For more on the people side of this — hiring, training, and the resistance pattern — see The AI People Problem.
Stagecoaches, Word Processors, and the Pattern That Repeats
Every technology wave has the same shape: a hype phase, a backlash, then the slow compounding payoff for whoever paused to ask the alignment question first.
In 1999, plenty of people thought the internet was a fad. In 2000, the bubble burst. Amazon took a hit, kept going, and made fundamental changes. The dark fiber laid by companies that vanished is still carrying traffic today. Bubbles produce useful infrastructure even when they take most of the investors with them. AI is the same: ten years from now OpenAI may be a memory, but the foundation models, the agent frameworks, and the inference infrastructure built around them aren't going anywhere.
One participant — with a director of engineering background — pointed out that every step in software has been a step up the abstraction ladder: assembly to higher-level languages to telling AI what and how to build things. Each step seemed likely to shrink demand for developers. Each step actually created more demand because cheaper tooling attracted smaller customers who couldn't have afforded the previous tier. Whatever AI does to who-builds-software, the floor of who can afford bespoke software keeps dropping.
In ten years, asking someone, "Do you know how to use AI?" will sound as strange as asking if they know how to use a word processor. By then, using AI is table stakes. The differentiator is judgment: knowing what to point it at and how to produce a business impact. That comes back to whether you've mapped your operating system clearly enough to distinguish high-leverage problems from make-work.
You get to use your judgment when you're using AI. That's why you'll still have a job: your judgment, applied to a context only you can build, is the part the AI can't fake.
Where to Start
The thread that runs through everything above:
- Map the operating system first. Before you decide which AI tools to deploy, get clear on what your business actually does, who has permission to do what, and what "good" looks like at each layer.

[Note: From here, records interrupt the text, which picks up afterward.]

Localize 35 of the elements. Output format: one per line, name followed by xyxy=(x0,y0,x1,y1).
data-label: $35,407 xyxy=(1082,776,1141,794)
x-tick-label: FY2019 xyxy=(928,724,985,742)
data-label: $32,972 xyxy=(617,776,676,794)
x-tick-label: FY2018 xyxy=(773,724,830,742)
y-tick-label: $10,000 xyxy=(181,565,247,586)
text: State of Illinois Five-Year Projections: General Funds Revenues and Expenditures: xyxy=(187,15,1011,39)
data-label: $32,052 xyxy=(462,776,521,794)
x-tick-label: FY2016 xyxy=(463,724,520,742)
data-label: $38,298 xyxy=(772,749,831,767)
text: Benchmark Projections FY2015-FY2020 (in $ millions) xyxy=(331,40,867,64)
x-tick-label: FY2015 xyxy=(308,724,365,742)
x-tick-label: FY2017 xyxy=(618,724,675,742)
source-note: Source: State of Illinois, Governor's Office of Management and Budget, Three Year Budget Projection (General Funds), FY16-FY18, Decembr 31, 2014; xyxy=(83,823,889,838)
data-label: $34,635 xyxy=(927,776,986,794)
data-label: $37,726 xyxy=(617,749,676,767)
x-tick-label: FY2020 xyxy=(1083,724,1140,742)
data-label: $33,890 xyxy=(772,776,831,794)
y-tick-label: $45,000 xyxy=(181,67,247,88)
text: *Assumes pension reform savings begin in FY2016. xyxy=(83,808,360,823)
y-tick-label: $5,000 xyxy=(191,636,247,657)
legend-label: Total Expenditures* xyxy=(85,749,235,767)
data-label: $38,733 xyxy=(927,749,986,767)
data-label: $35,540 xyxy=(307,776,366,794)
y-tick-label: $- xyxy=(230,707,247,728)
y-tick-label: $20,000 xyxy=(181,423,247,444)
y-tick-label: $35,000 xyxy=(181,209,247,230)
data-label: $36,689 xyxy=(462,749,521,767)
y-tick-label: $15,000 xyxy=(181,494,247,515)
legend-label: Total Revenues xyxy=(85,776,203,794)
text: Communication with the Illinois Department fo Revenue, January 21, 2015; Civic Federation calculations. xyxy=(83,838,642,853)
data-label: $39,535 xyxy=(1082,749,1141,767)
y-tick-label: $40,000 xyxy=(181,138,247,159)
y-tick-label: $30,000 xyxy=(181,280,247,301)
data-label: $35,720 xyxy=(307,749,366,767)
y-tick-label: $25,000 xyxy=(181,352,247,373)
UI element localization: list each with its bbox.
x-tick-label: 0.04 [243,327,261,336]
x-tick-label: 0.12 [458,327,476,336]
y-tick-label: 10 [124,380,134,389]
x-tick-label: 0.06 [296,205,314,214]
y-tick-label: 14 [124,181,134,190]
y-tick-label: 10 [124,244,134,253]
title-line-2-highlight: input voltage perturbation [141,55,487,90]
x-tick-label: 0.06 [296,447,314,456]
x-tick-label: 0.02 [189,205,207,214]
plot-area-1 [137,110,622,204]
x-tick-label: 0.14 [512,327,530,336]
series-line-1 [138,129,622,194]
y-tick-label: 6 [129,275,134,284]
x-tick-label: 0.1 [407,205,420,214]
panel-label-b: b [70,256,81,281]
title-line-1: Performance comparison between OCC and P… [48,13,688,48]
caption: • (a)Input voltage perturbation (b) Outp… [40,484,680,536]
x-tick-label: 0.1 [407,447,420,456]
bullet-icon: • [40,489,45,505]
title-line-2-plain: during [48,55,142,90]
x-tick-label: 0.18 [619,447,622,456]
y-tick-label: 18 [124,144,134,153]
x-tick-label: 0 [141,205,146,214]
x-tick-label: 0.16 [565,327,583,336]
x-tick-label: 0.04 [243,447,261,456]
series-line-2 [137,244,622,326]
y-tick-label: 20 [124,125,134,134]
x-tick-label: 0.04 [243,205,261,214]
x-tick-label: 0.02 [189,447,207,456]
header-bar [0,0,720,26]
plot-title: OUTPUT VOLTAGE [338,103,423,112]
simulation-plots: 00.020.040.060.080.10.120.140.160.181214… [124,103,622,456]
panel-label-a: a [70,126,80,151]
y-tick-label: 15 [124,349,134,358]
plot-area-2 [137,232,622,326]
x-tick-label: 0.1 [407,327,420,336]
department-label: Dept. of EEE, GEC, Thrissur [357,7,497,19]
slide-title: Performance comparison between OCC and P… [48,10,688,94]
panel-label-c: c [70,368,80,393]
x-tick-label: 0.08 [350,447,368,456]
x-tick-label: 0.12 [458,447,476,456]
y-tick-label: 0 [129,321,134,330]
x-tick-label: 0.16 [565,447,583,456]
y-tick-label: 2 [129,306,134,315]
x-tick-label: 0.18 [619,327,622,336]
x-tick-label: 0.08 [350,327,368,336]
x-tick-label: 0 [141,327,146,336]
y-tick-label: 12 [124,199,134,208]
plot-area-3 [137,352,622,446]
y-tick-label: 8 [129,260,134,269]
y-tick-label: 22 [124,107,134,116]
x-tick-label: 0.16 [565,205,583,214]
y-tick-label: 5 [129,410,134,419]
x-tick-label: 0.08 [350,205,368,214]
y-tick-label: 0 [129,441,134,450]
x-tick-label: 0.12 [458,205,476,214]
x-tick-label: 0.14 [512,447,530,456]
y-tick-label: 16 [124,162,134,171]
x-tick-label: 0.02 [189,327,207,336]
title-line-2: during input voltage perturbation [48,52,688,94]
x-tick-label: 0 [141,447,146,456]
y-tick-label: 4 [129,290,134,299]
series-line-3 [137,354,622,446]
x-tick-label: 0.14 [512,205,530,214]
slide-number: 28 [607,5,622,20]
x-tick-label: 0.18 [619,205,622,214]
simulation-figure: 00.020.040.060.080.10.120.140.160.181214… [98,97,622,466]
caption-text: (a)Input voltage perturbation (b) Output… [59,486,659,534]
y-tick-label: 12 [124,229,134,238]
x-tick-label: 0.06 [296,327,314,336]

- Apply the intern test. If you wouldn't give an intern the access you're about to give an agent, reconsider your plan.
- Stop doing your team's work. If you're a CEO who's eight hours deep into AI on a tactical problem your engineers should own, you're not delegating enough.
- Invest in context, not models. The model will change. Your context — the documents, the decisions, the values, the operating system — is what compounds.
- Hire and train for pushback. The skill that matters most in the AI era is noticing when AI output is wrong and taking corrective action.
None of this is glamorous. None of it requires a model upgrade. It's the unsexy diagnostic work of understanding your own business clearly enough to know where intelligence — human or otherwise — actually pays off.
That's also why most companies will skip it.
Resources From the Roundtable
- Business Operating System framework — the framework discussed at length, distributed as a pair of Claude Skills ("bootstrap" and "workshop") that walk a leader through diagnosing their business operating system before applying AI to it.
- Cursor — the AI coding tool involved in the PocketOS / Railway production-database deletion incident.
- Claude — Anthropic's model, the one most participants use as a Chief of Staff / rubber-duck counterpart.
- Claude Skills — Anthropic's mechanism for packaging reusable agent capabilities; both the bootstrap and workshop frameworks above are distributed as Skills.